IPv6 multicast by design allows any host in the network to become a receiver or a source for a multicast group. Therefore, multicast access control is needed to control multicast traffic in the network. Access control functionality consists mainly of source access control and accounting, receiver access control and accounting, and provisioning of this access control mechanism.
Multicast access control provides an interface between multicast and authentication, authorization, and accounting (AAA) for provisioning, authorizing, and accounting at the last-hop device, receiver access control functions in multicast, and group or channel disabling capability in multicast.
When you deploy a new multicast service environment, it is necessary to add user authentication and provide a user profile download on a per-interface basis. The use of AAA and IPv6 multicast supports user authentication and downloading of the user profile in a multicast environment.

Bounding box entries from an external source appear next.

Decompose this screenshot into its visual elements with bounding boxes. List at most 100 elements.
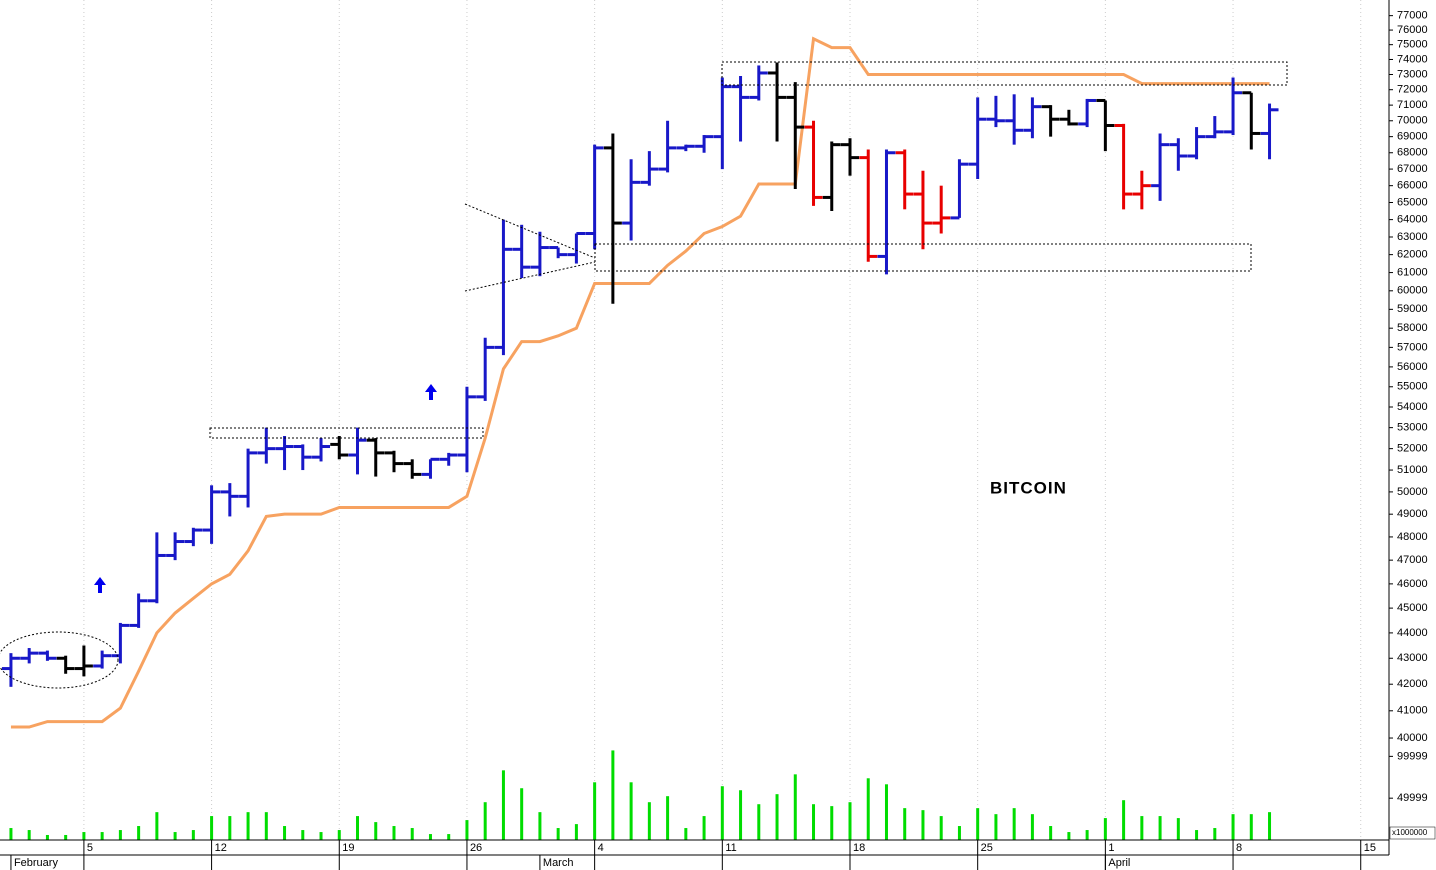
volume-bar xyxy=(1213,828,1217,840)
volume-bar xyxy=(356,816,360,840)
volume-bar xyxy=(775,794,779,840)
volume-bar xyxy=(611,750,615,840)
volume-bar xyxy=(647,802,651,840)
x-tick-label: 26 xyxy=(470,842,482,854)
y-tick-label: 69000 xyxy=(1397,131,1428,143)
y-tick-label: 55000 xyxy=(1397,381,1428,393)
volume-bar xyxy=(629,782,633,840)
y-tick-label: 62000 xyxy=(1397,249,1428,261)
volume-bar xyxy=(921,810,925,840)
volume-bar xyxy=(574,824,578,840)
volume-bar xyxy=(538,812,542,840)
volume-bar xyxy=(1268,812,1272,840)
volume-bar xyxy=(447,834,451,840)
volume-bar xyxy=(64,834,68,840)
unit-label: x1000000 xyxy=(1392,828,1428,837)
y-tick-label: 56000 xyxy=(1397,361,1428,373)
x-tick-label: 1 xyxy=(1108,842,1114,854)
volume-bar xyxy=(1030,814,1034,840)
volume-bar xyxy=(1085,830,1089,840)
y-tick-label: 73000 xyxy=(1397,68,1428,80)
volume-bar xyxy=(757,804,761,840)
range-box xyxy=(721,61,1288,86)
y-tick-label: 66000 xyxy=(1397,180,1428,192)
volume-bar xyxy=(501,770,505,840)
volume-bar xyxy=(374,822,378,840)
volume-bar xyxy=(994,814,998,840)
volume-bar xyxy=(301,830,305,840)
y-tick-label: 49999 xyxy=(1397,792,1428,804)
volume-bar xyxy=(1176,818,1180,840)
volume-bar xyxy=(228,816,232,840)
volume-bar xyxy=(1158,816,1162,840)
unit-box xyxy=(1389,826,1436,840)
volume-bar xyxy=(830,806,834,840)
volume-bar xyxy=(520,788,524,840)
y-tick-label: 57000 xyxy=(1397,341,1428,353)
triangle-line xyxy=(464,203,596,259)
y-tick-label: 41000 xyxy=(1397,705,1428,717)
volume-bar xyxy=(45,834,49,840)
volume-bar xyxy=(884,784,888,840)
volume-bar xyxy=(702,816,706,840)
volume-bar xyxy=(465,820,469,840)
y-tick-label: 44000 xyxy=(1397,627,1428,639)
volume-bar xyxy=(264,812,268,840)
y-tick-label: 54000 xyxy=(1397,401,1428,413)
x-tick-label: 15 xyxy=(1364,842,1376,854)
volume-bar xyxy=(1140,816,1144,840)
volume-bar xyxy=(283,826,287,840)
month-label: February xyxy=(14,857,59,869)
y-tick-label: 60000 xyxy=(1397,285,1428,297)
y-tick-label: 72000 xyxy=(1397,84,1428,96)
volume-bar xyxy=(684,828,688,840)
volume-bar xyxy=(720,786,724,840)
volume-bar xyxy=(483,802,487,840)
volume-bar xyxy=(1103,818,1107,840)
y-tick-label: 76000 xyxy=(1397,24,1428,36)
x-tick-label: 19 xyxy=(342,842,354,854)
y-tick-label: 45000 xyxy=(1397,602,1428,614)
y-tick-label: 71000 xyxy=(1397,99,1428,111)
volume-bar xyxy=(210,816,214,840)
y-tick-label: 61000 xyxy=(1397,266,1428,278)
volume-bar xyxy=(812,804,816,840)
volume-bar xyxy=(1249,814,1253,840)
pattern-ellipse xyxy=(0,631,119,689)
y-tick-label: 63000 xyxy=(1397,231,1428,243)
y-tick-label: 52000 xyxy=(1397,443,1428,455)
y-tick-label: 74000 xyxy=(1397,53,1428,65)
stop-line xyxy=(10,36,1270,729)
y-tick-label: 40000 xyxy=(1397,732,1428,744)
y-tick-label: 42000 xyxy=(1397,678,1428,690)
volume-bar xyxy=(1067,832,1071,840)
volume-bar xyxy=(866,778,870,840)
y-tick-label: 65000 xyxy=(1397,196,1428,208)
volume-bar xyxy=(593,782,597,840)
volume-bar xyxy=(556,828,560,840)
x-tick-label: 8 xyxy=(1236,842,1242,854)
volume-bar xyxy=(848,802,852,840)
y-tick-label: 77000 xyxy=(1397,10,1428,22)
y-tick-label: 53000 xyxy=(1397,422,1428,434)
volume-bar xyxy=(1012,808,1016,840)
volume-bar xyxy=(1049,826,1053,840)
volume-bar xyxy=(118,830,122,840)
volume-bar xyxy=(155,812,159,840)
arrow xyxy=(94,577,106,593)
volume-bar xyxy=(410,828,414,840)
volume-bar xyxy=(9,828,13,840)
volume-bar xyxy=(82,832,86,840)
volume-bar xyxy=(976,808,980,840)
y-tick-label: 59000 xyxy=(1397,303,1428,315)
volume-bar xyxy=(793,774,797,840)
y-tick-label: 75000 xyxy=(1397,39,1428,51)
volume-bar xyxy=(246,812,250,840)
volume-bar xyxy=(27,830,31,840)
arrow xyxy=(425,384,437,400)
volume-bar xyxy=(319,832,323,840)
y-tick-label: 68000 xyxy=(1397,147,1428,159)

The event that triggers the download of a multicast access-control profile from the RADIUS server to the access device is arrival of an MLD join on the access device. When this event occurs, a user can cause the authorization cache to time out and request download periodically or use an appropriate multicast clear command to trigger a new download in case of profile changes.
Accounting occurs via RADIUS accounting. Start and stop accounting records are sent to the RADIUS server from the access device. In order for you to track resource consumption on a per-stream basis, these accounting records provide information about the multicast source and group. The start record is sent when the last-hop device receives a new MLD report, and the stop record is sent upon MLD leave or if the group or channel is deleted for any reason.